Now here's the kind of thinking we could do with more of. This is Paul Tillich preaching in a University Chapel on the text "What is Truth?" He finishes with these words:
"Distrust every claim for truth where you do not see truth united with love; and be certain that you are of the truth and that the truth has taken hold of you only when love has taken hold of you and has started to make you free from yourselves."
Imagine being told that as you come to the end of a worship service. That you can get a handle on who you are and what your life is about if you take seriously the connection between truth and love. How does that work? Well here's Tillich earlier in the same sermon:
"If you seriously ask the question, 'Am I of the truth?', you are of the truth. If you do not ask it seriously, you do not really want, and you do not deserve, and you cannot get, an answer! He who asks seriously the question of the truth that liberates is already on the way to liberation."
Of course Tillich is talking about more than factual truth, establishing what is verifiable by investigation. He certainly includes that. But he is after the deeper levels and originating sources of truthfulness that we might call integrity of character, authenticity in behaviour, consistency in values and ethical choices, an absence of cynicism, an aversion to lies whether spoken, implied or by self-deceit. All of these grow out of the deep subsoil of the soul, the accumulation over time of mistakes and missteps, of good decisions and unselfish choices, those moments of self-discovery, self-awareness and self-correction which are the often hidden work of the Holy Spirit in the conscience and at the well-springs of motive and self-knowing.
Tillich in this sermon exposes our capacity for self-deceit, and our innate tendency to give a body swerve to whatever challenges our distorted notions of who we are, our perfections, importance and carefully constructed self-image. That's why he is careful to distinguish between our desire to grasp the truth, and our willingness to be grasped by the truth. Those who wish to control truth, to be the final arbiter of what is true, right, real for me, are unlikely to listen when even the truth addresses them, contradicts them, and judges them.

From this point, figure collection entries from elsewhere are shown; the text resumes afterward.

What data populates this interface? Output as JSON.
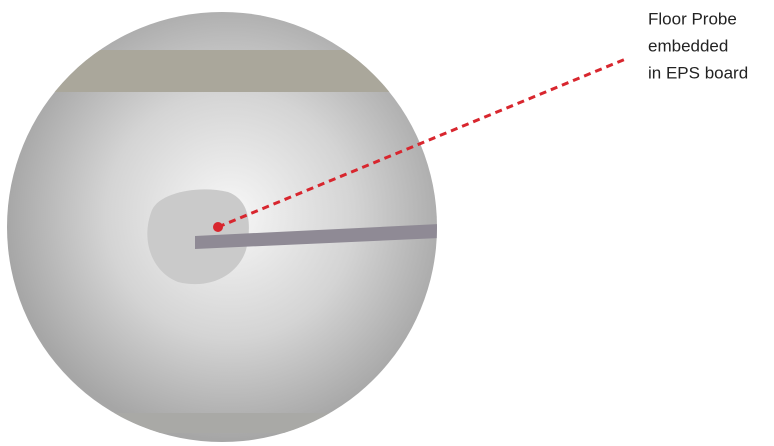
{
  "callout": {
    "lines": [
      "Floor Probe",
      "embedded",
      "in EPS board"
    ]
  }
}
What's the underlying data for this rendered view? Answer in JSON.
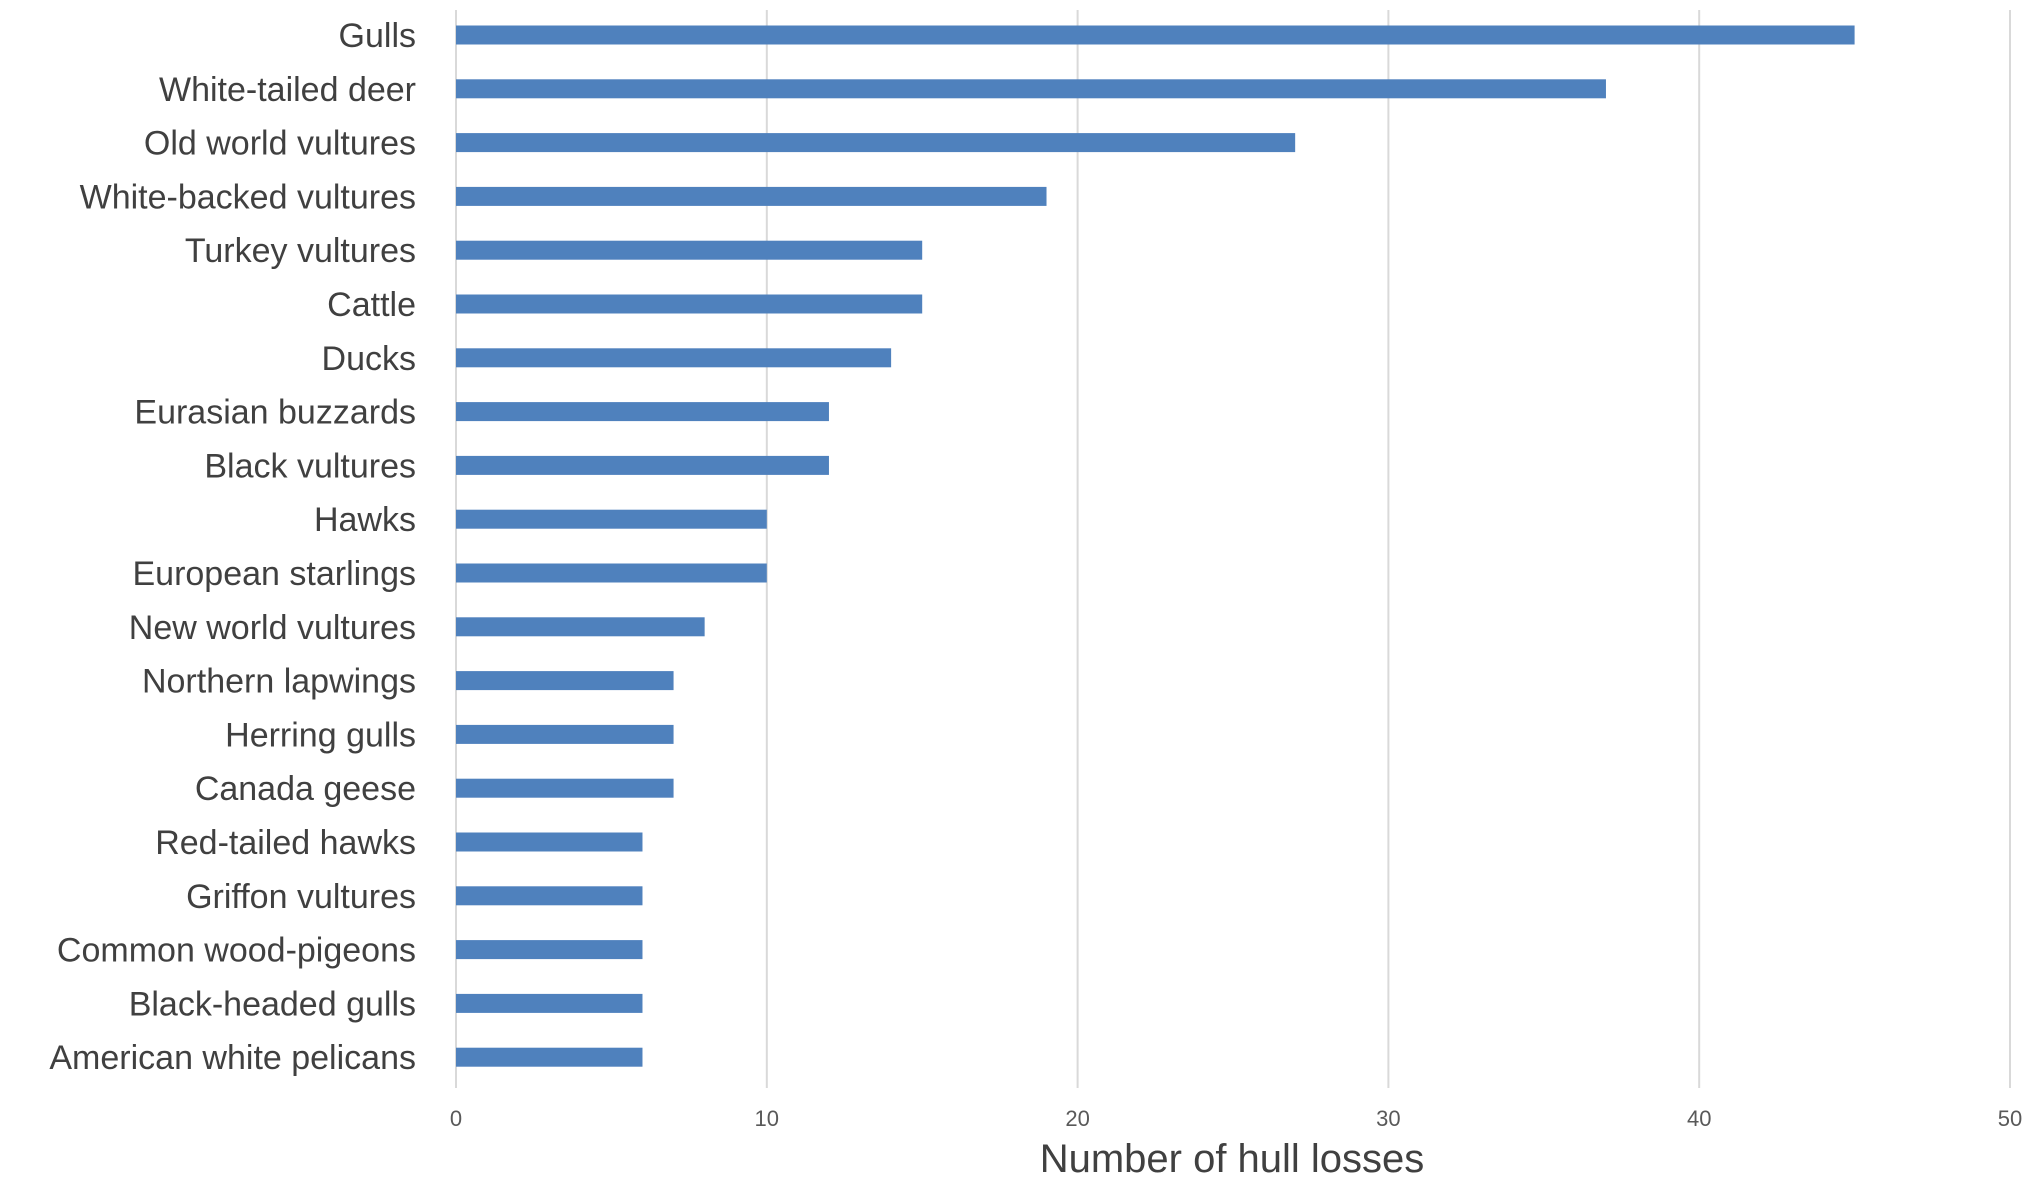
{
  "chart_data": {
    "type": "bar",
    "orientation": "horizontal",
    "categories": [
      "Gulls",
      "White-tailed deer",
      "Old world vultures",
      "White-backed vultures",
      "Turkey vultures",
      "Cattle",
      "Ducks",
      "Eurasian buzzards",
      "Black vultures",
      "Hawks",
      "European starlings",
      "New world vultures",
      "Northern lapwings",
      "Herring gulls",
      "Canada geese",
      "Red-tailed hawks",
      "Griffon vultures",
      "Common wood-pigeons",
      "Black-headed gulls",
      "American white pelicans"
    ],
    "values": [
      45,
      37,
      27,
      19,
      15,
      15,
      14,
      12,
      12,
      10,
      10,
      8,
      7,
      7,
      7,
      6,
      6,
      6,
      6,
      6
    ],
    "xlabel": "Number of hull losses",
    "ylabel": "",
    "xlim": [
      0,
      50
    ],
    "xticks": [
      "0",
      "10",
      "20",
      "30",
      "40",
      "50"
    ],
    "grid": "vertical",
    "legend": "none",
    "bar_color": "#4f81bd",
    "grid_color": "#d9d9d9"
  }
}
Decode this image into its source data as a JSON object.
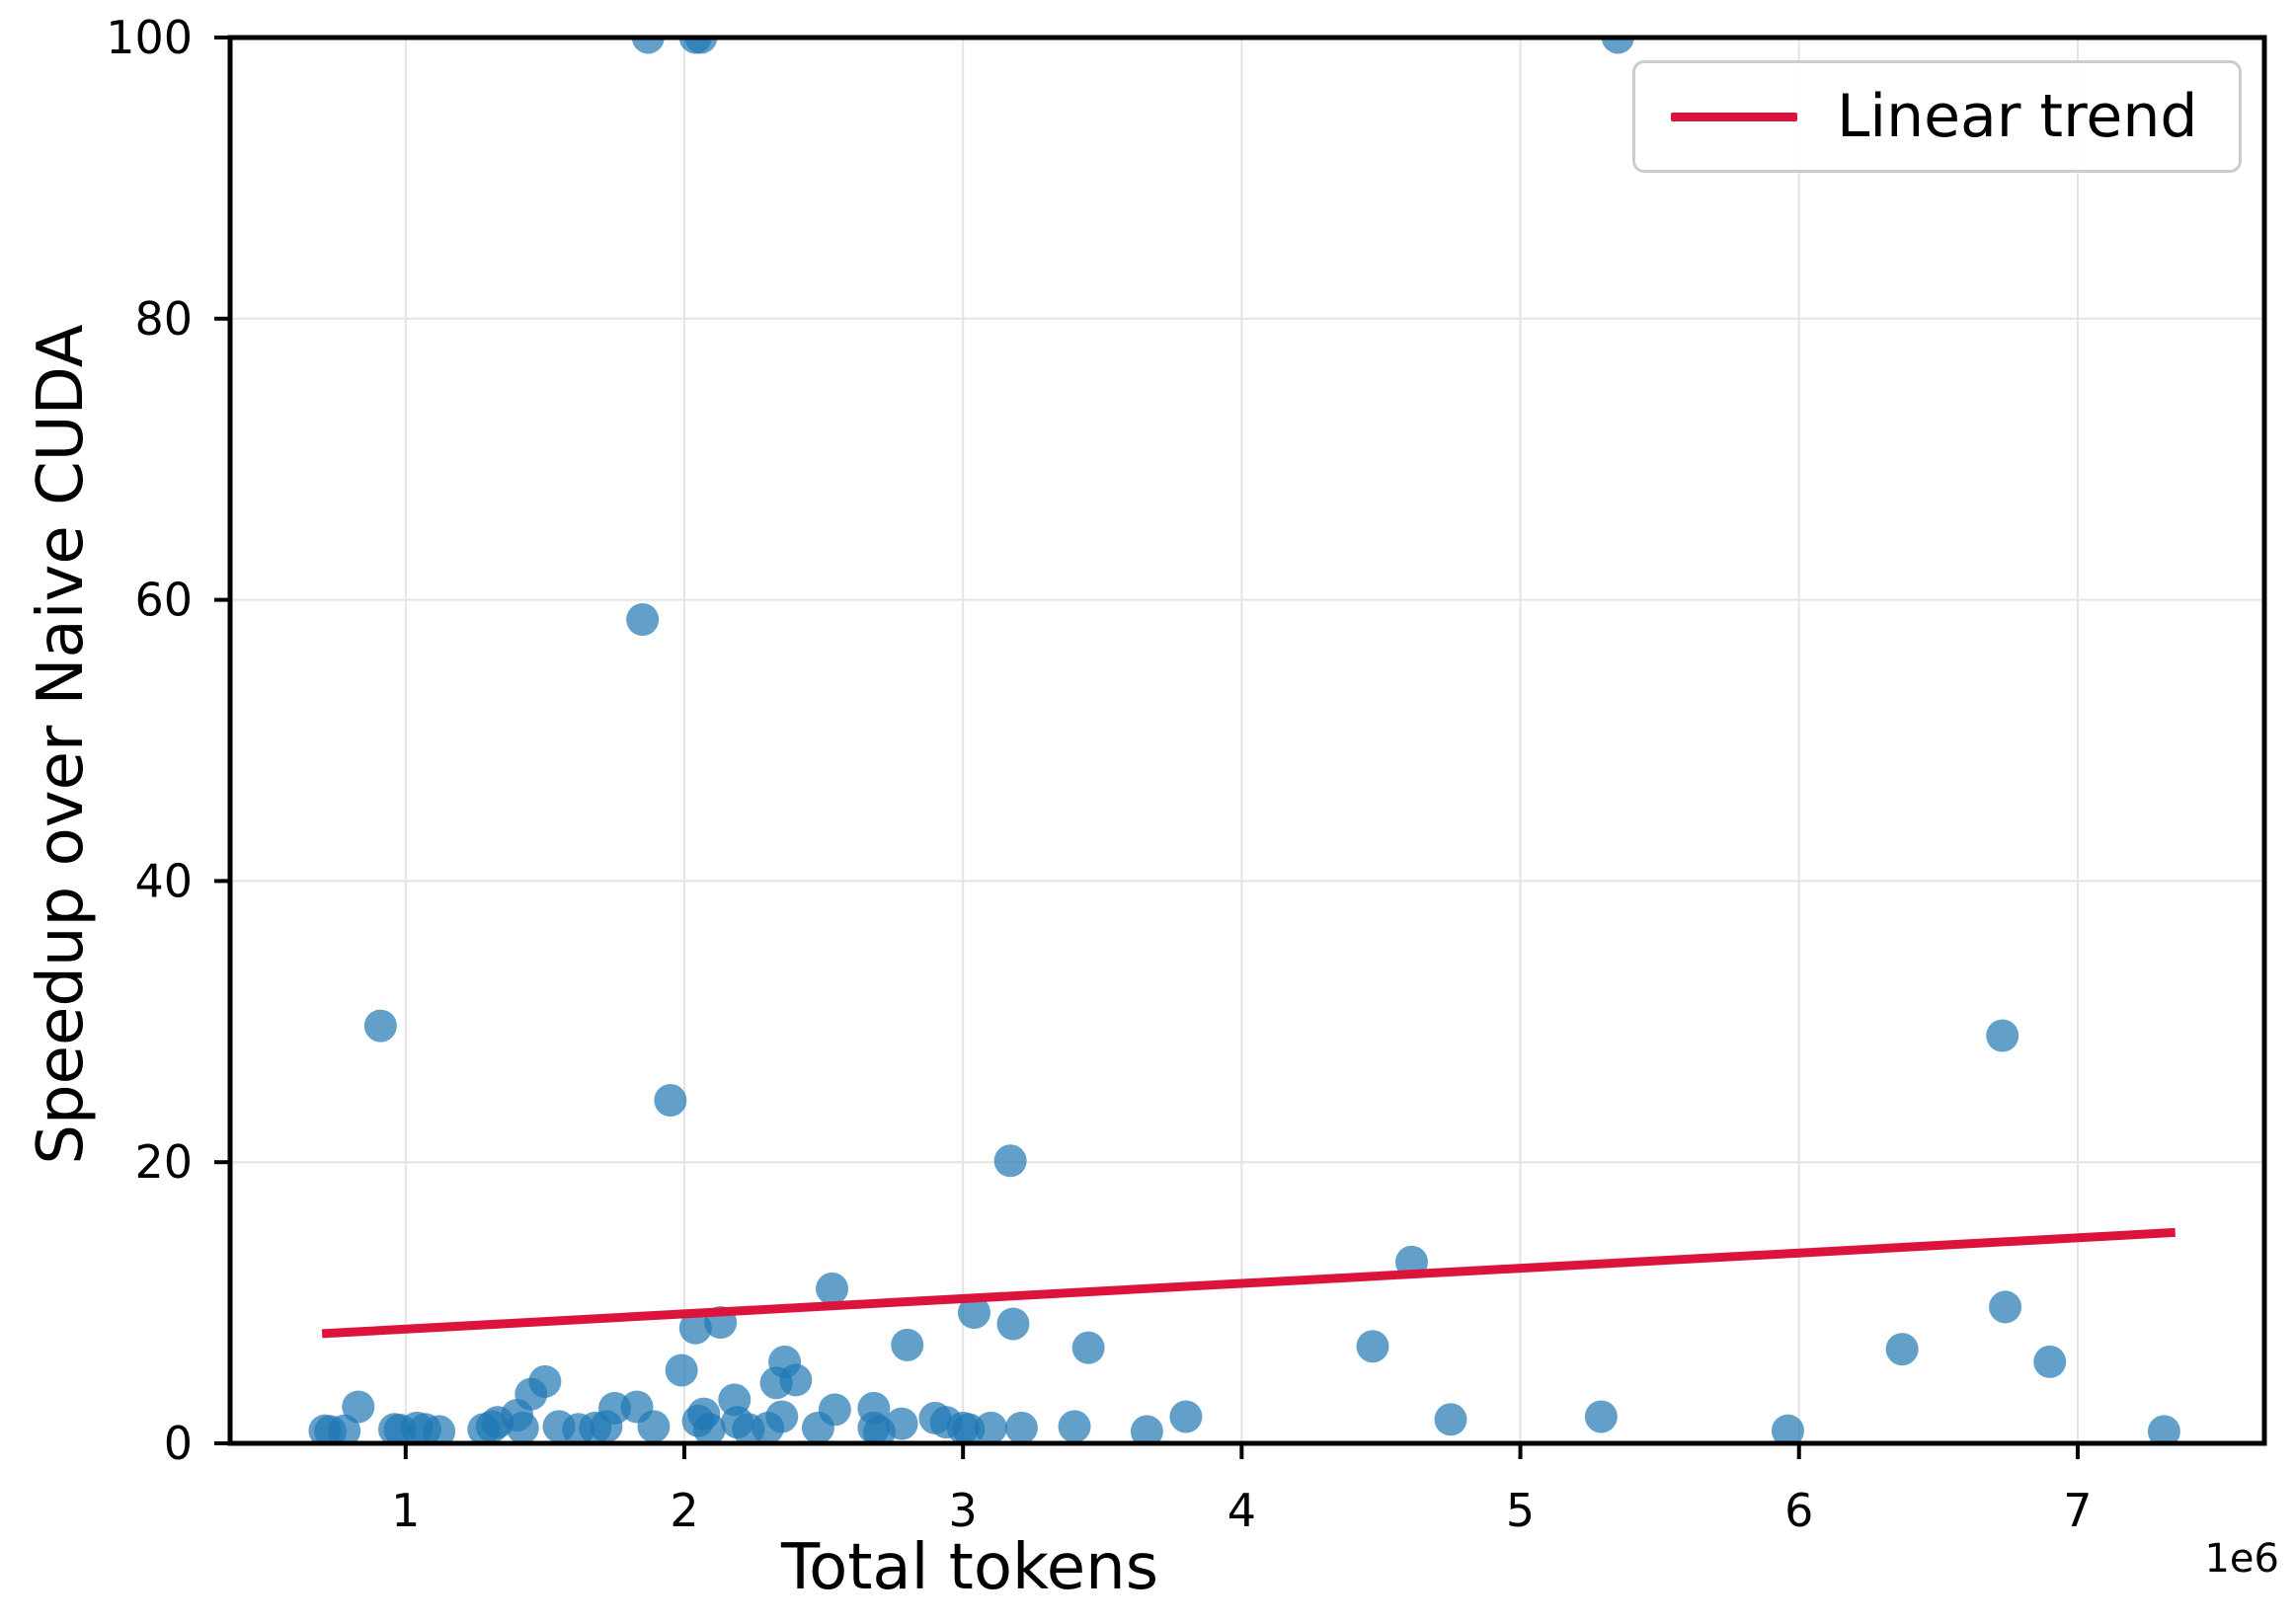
{
  "chart_data": {
    "type": "scatter",
    "title": "",
    "xlabel": "Total tokens",
    "ylabel": "Speedup over Naive CUDA",
    "x_offset_label": "1e6",
    "xlim": [
      0.37,
      7.67
    ],
    "ylim": [
      0,
      100
    ],
    "xticks": [
      1,
      2,
      3,
      4,
      5,
      6,
      7
    ],
    "yticks": [
      0,
      20,
      40,
      60,
      80,
      100
    ],
    "grid": true,
    "grid_color": "#e4e4e4",
    "background": "#ffffff",
    "spine_color": "#000000",
    "legend": {
      "position": "upper right",
      "entries": [
        {
          "label": "Linear trend",
          "color": "#dc143c"
        }
      ]
    },
    "series": [
      {
        "name": "speedup-scatter",
        "type": "scatter",
        "color": "#1f77b4",
        "opacity": 0.7,
        "marker_radius": 16.5,
        "points": [
          [
            0.71,
            0.9
          ],
          [
            0.73,
            0.85
          ],
          [
            0.78,
            0.9
          ],
          [
            0.83,
            2.6
          ],
          [
            0.91,
            29.7
          ],
          [
            0.96,
            1.0
          ],
          [
            0.98,
            0.95
          ],
          [
            1.04,
            1.1
          ],
          [
            1.07,
            1.0
          ],
          [
            1.12,
            0.85
          ],
          [
            1.28,
            1.0
          ],
          [
            1.31,
            1.2
          ],
          [
            1.33,
            1.5
          ],
          [
            1.4,
            2.0
          ],
          [
            1.42,
            1.1
          ],
          [
            1.45,
            3.5
          ],
          [
            1.5,
            4.4
          ],
          [
            1.55,
            1.2
          ],
          [
            1.62,
            1.0
          ],
          [
            1.68,
            1.1
          ],
          [
            1.72,
            1.2
          ],
          [
            1.75,
            2.5
          ],
          [
            1.83,
            2.6
          ],
          [
            1.85,
            58.6
          ],
          [
            1.87,
            100
          ],
          [
            1.89,
            1.2
          ],
          [
            1.95,
            24.4
          ],
          [
            1.99,
            5.2
          ],
          [
            2.04,
            8.2
          ],
          [
            2.04,
            100
          ],
          [
            2.06,
            100
          ],
          [
            2.13,
            8.6
          ],
          [
            2.05,
            1.6
          ],
          [
            2.07,
            2.1
          ],
          [
            2.09,
            1.0
          ],
          [
            2.18,
            3.1
          ],
          [
            2.19,
            1.5
          ],
          [
            2.23,
            1.0
          ],
          [
            2.3,
            1.1
          ],
          [
            2.35,
            1.9
          ],
          [
            2.33,
            4.3
          ],
          [
            2.36,
            5.8
          ],
          [
            2.4,
            4.5
          ],
          [
            2.48,
            1.1
          ],
          [
            2.53,
            11.0
          ],
          [
            2.54,
            2.4
          ],
          [
            2.68,
            2.5
          ],
          [
            2.68,
            1.1
          ],
          [
            2.7,
            0.8
          ],
          [
            2.78,
            1.4
          ],
          [
            2.8,
            7.0
          ],
          [
            2.9,
            1.8
          ],
          [
            2.94,
            1.5
          ],
          [
            3.0,
            1.1
          ],
          [
            3.02,
            1.0
          ],
          [
            3.04,
            9.3
          ],
          [
            3.1,
            1.1
          ],
          [
            3.17,
            20.1
          ],
          [
            3.18,
            8.5
          ],
          [
            3.21,
            1.1
          ],
          [
            3.4,
            1.2
          ],
          [
            3.45,
            6.8
          ],
          [
            3.66,
            0.85
          ],
          [
            3.8,
            1.9
          ],
          [
            4.47,
            6.9
          ],
          [
            4.61,
            12.9
          ],
          [
            4.75,
            1.7
          ],
          [
            5.29,
            1.9
          ],
          [
            5.35,
            100
          ],
          [
            5.96,
            0.9
          ],
          [
            6.37,
            6.7
          ],
          [
            6.73,
            29.0
          ],
          [
            6.74,
            9.7
          ],
          [
            6.9,
            5.8
          ],
          [
            7.31,
            0.85
          ]
        ]
      },
      {
        "name": "Linear trend",
        "type": "line",
        "color": "#dc143c",
        "line_width": 9,
        "points": [
          [
            0.7,
            7.8
          ],
          [
            7.35,
            15.0
          ]
        ]
      }
    ]
  }
}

Even Pilate, who uttered that question, "What is truth?", and looked into the face of the truth of all things, knew somewhere deep down in a conscience hardened by military law and arbitrary power, that he could not master the truth. He could flog it half to death, he could crucify it and bury it. But truth will out. And the resurrection of Jesus became the truth that judges all other truth claims. Love, not hate, is true; life, not death, is true; hope, not despair, is true; light, not darkness shines with truth; reconciliation, not enmity, is built on truth. Pilate asked, "What is truth?" Angels answered him three days later, "He is risen."
The ending of Tillich's sermon is about that risen life and its transformative power: "be certain that you are of the truth and that the truth has taken hold of you only when love has taken hold of you and has started to make you free from yourselves." The words echo much of the teaching in the First Epistle of John; but they are themselves paraphrased, albeit unwittingly, by the last verse of Stuart Townend's excellent Easter praise song:
One with the Father, Ancient of Days,
Through the Spirit who clothes faith with certainty.
Honour and blessing, glory and praise
To the King crowned with pow'r and authority!
And we are raised with Him,
Death is dead, love has won, Christ has conquered;
And we shall reign with Him,
For He lives: Christ is risen from the dead!
This kind of truth is not a truth we grasp, but one that grasps us. The "Spirit clothes faith with certainty", but it isn't the empty certitudes of those who think they can win all the arguments, and impose their version of truth. It is the assurance of those who know that truth unites with love, and both unite with life, and these are found in Jesus Christ, incarnate, crucified and risen.
Using Tillich's italicised emphasis, truth is found by those who seriously seek truth, those who are open to truth, not as a power to impose on others, but as a way of being which is expressed in the love of God and lived out in loving action for Christ's sake. When love and truth take hold of us, only then can we answer what is truth, and discover as Jesus said all along, "You shall know the truth, and the truth shall set you free." John 8.32
Thank you for sharing the insightful excerpts from Paul Tillich's preaching on the text, "What is truth?"